Ama yine de, bu ifadenin Tomas’ın beyanının bir yanlış anlaması olduğuna dair açık belirtiler mevcuttur. Öncelikle, Tomas’ın İsa’ya “Rabbim ve Tanrım” olarak hitabının içeriğindeki net açıklama, İsa’nın, onu, doğru bir şekilde “gördüğü” ve “inandığı” için bereketlemiş olduğudur (Yuhanna 20:29). İkincisi, Tomas’ın, Mesih’in tanrılığına ilişkin ifadesi, İsa’nın öğrencilerinin, O’nun yaptığı mucizevi belirtileri görerek O’na duydukları inancın artmasını sağlayarak, Müjdeyi doruk noktasına ulaştırır (Yuhanna 2:11; 12:37). Üçüncüsü, Tomas’ın, Mesih’in tanrılığına ilişkin ikrarı Yuhanna Müjdesinde belirtilen aynı konu ile uyum içindedir; “Ne var ki yazılanlar, İsa’nın Tanrı’nın Oğlu Mesih olduğuna iman edesiniz ve iman ederek O’nun adı ile yaşama kavuşasınız diye yazılmıştır” (Yuhanna 20:31).

Tomas’ın, Mesih’in Tanrı olduğunu ifade ederken sevinç duyduğuna dair kuşku yoktur, ama bu ifadeyi anlamsız bir duygusal fevri söyleyiş düzeyine indirmek, hem bölümün ana fikrini kaçırmak hem de İsa’nın, Tomas’ı küfrettiği (örneğin, Tanrı’nın adını boş yere kullanmak) için bereketlediğini iddia etmek ile aynı anlama gelir.

Matta 22:43 ayetinde Mezmur 110’dan alıntı yapan İsa, şöyle der: “O zaman Kutsal Ruh’taki Davud O’nu [Mesih’i] nasıl olur da ‘Rab’ olarak çağırır?” Müslüman bilgin Dawud’a göre, “ ‘Rab’ ya da ‘Adon’ sözcükleri aracılığı ile ifade ettiği Davud’un bir oğlu olamazdı, İsa kendisini bu unvanın dışında tutar.” 8

Ama yine de, bu bölümün içeriğine özenli bir şekilde bakıldığı zaman, içerikte yer alanın tam aksini açıkladığı görülecektir. İsa, kendisinden kuşkulanan ve sürekli soru soran Yahudiler’e onları bir ikilemin içine sokarak meydan okudu. Kutsal Yazılar, aynı zamanda Mesih’in Davud’un da oğlu olacağını söylediklerine göre (bu sözler 2. Samuel 7:12f ayetinde yazılıdırlar), Davud o zaman Mesih’i nasıl ‘Rab’ olarak çağırabilirdi? (Mezmur 110:1 ayetinde yaptığı gibi).
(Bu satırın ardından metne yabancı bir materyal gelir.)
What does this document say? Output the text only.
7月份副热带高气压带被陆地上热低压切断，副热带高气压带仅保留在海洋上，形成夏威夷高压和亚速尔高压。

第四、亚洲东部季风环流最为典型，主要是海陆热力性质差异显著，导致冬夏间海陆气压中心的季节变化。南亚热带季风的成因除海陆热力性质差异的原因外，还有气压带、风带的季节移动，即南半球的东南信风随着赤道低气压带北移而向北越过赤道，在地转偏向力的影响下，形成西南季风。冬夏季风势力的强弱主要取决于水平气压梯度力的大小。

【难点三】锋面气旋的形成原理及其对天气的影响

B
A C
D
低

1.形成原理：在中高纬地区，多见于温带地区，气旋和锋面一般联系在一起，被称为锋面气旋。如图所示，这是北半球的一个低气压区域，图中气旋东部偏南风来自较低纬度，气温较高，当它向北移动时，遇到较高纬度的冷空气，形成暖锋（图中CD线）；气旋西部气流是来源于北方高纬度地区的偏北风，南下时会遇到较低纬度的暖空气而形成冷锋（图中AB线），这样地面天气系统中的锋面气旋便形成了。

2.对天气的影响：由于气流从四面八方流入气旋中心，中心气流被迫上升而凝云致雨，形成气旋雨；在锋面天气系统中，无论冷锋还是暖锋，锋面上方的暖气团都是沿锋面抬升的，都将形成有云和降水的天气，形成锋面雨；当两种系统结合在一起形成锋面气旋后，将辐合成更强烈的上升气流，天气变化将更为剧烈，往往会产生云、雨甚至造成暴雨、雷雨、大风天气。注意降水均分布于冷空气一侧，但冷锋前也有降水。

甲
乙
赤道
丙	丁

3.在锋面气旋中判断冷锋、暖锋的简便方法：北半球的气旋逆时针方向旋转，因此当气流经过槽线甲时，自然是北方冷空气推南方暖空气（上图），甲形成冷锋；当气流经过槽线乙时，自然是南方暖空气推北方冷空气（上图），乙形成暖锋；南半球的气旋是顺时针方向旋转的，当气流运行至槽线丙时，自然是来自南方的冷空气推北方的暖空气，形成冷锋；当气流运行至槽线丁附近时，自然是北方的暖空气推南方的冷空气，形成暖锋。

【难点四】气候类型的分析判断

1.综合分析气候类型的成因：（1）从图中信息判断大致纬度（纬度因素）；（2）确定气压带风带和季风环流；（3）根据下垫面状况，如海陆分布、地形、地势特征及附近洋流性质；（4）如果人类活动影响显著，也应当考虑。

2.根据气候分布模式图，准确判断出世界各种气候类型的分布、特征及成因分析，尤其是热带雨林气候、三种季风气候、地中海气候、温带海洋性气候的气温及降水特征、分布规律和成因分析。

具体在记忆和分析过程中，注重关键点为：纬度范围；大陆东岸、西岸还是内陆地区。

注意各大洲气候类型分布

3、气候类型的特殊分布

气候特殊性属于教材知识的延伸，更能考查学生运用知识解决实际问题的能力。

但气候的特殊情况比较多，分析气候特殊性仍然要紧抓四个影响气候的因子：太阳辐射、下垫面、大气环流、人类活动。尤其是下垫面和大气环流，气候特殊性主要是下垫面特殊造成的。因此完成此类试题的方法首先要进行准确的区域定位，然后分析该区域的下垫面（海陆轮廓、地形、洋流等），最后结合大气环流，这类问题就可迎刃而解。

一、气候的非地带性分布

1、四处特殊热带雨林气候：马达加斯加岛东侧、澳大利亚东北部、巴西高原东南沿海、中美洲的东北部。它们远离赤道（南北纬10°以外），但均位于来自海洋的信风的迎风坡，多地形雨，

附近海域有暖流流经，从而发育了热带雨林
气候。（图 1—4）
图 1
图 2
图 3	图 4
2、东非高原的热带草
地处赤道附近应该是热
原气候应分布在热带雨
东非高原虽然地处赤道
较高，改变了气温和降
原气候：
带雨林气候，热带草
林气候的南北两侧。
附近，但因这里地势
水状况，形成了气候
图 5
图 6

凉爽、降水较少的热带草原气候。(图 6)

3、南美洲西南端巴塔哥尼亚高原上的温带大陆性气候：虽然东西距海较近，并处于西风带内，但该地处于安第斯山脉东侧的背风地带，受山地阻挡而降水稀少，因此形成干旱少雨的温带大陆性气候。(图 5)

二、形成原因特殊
Bu soruya verilecek tek yanıt, Mesih’in, Davud’un oğlu (soyu) olması için hem insan ve aynı zamanda Davud’un Rabbi olması için de Tanrı olması gerektiğidir. Başka bir deyişle, Kutsal Kitap’ta yer alan bu gerçek onaylandığı zaman, İsa hem Tanrı hem de insan olduğunu iddia etmiş oluyor. İslam düşüncesi İsa’nın bir kişi olarak hem tanrısal hem de insani doğalar ile nasıl bir araya gelebileceğini anlaması için daha fazla güçlük çekmemesi gerekir, çünkü kendi inançlarına göre insani varlıklar hem ruh hem de et ve kandan oluşurlar, bir insanda hem geçici hem de kalıcı olan mevcuttur (89:27-30; 3:1859. Çünkü aslında Müslüman inancına göre bile, Gücü Her Şeye Yeten Tanrı, her şeyin Yaratıcısı ve Egemeni, sınırsız Bilgeliği ile her ne isterse yapabilecek güçtedir, çünkü “O, mutlak hakimiyet sahibidir” (6:61). 9

Pek çok İslam bilgini, İsa’nın, genç varlıklı bir önderi azarladığı zaman, söylediği şu sözler ile Tanrı olduğunu kabul etmediğini iddia ederler: “Bana neden iyi diyorsun? İyi olan yalnız biri var. O da Tanrı’dır” (Markos 10:18). Ancak yine de bu metnin içeriğine dikkatle bakıldığı zaman, İsa’nın bu metinde, Tanrı olduğunu hiçbir zaman inkâr etmediği açıkça ortadadır. İsa bu bölümde, varlıklı genç adamı söylediği şeyin anlamı üzerinde düşünmeden dikkatsizce konuştuğu için yalnızca azarladı. İsa, hiçbir yerde şu sözleri kullanmadı: “Senin ileri sürdüğün gibi, ben Tanrı değilim.” Ya da İsa hiçbir zaman şöyle demedi: “Ben iyi değilim.” Gerçekten de hem Kutsal Kitap hem de Kuran, İsa’nın günahsız olduğunu öğretirler (Yuhanna 8:46; İbraniler 4:15). Aksine, İsa, bu varlıklı genç adam, İsa’ya, “İyi Öğretmen” dediği zaman, gerçekten ne söylediğini incelemesi için ona meydan okudu. Konuşmasının özünde İsa’nın söylediği şuydu, “Bana, ‘İyi Öğretmenim’ dediğin zaman, söylediğin şeyin ne olduğunun farkında mısın? Yalnızca Tanrı iyidir. Sen bana Tanrı olduğumu mu söylüyorsun?” Genç önderin İsa’nın kendisine yapmasını söylediği şeyi reddetmesindeki gerçek, onun İsa’yı gerçekten Efendisi olarak görmediğini kanıtlayan bir gerçektir. Ama İsa varlıklı genç adamın Efendisi ya da Tanrısı olduğunu hiçbir yerde inkâr etmedi. Ama herkesin hem Rabbi hem de Efendisi olduğunu pek çok bölümde açıkça beyan etti (Matta 7:21-27; 28:18; Yuhanna 12:40).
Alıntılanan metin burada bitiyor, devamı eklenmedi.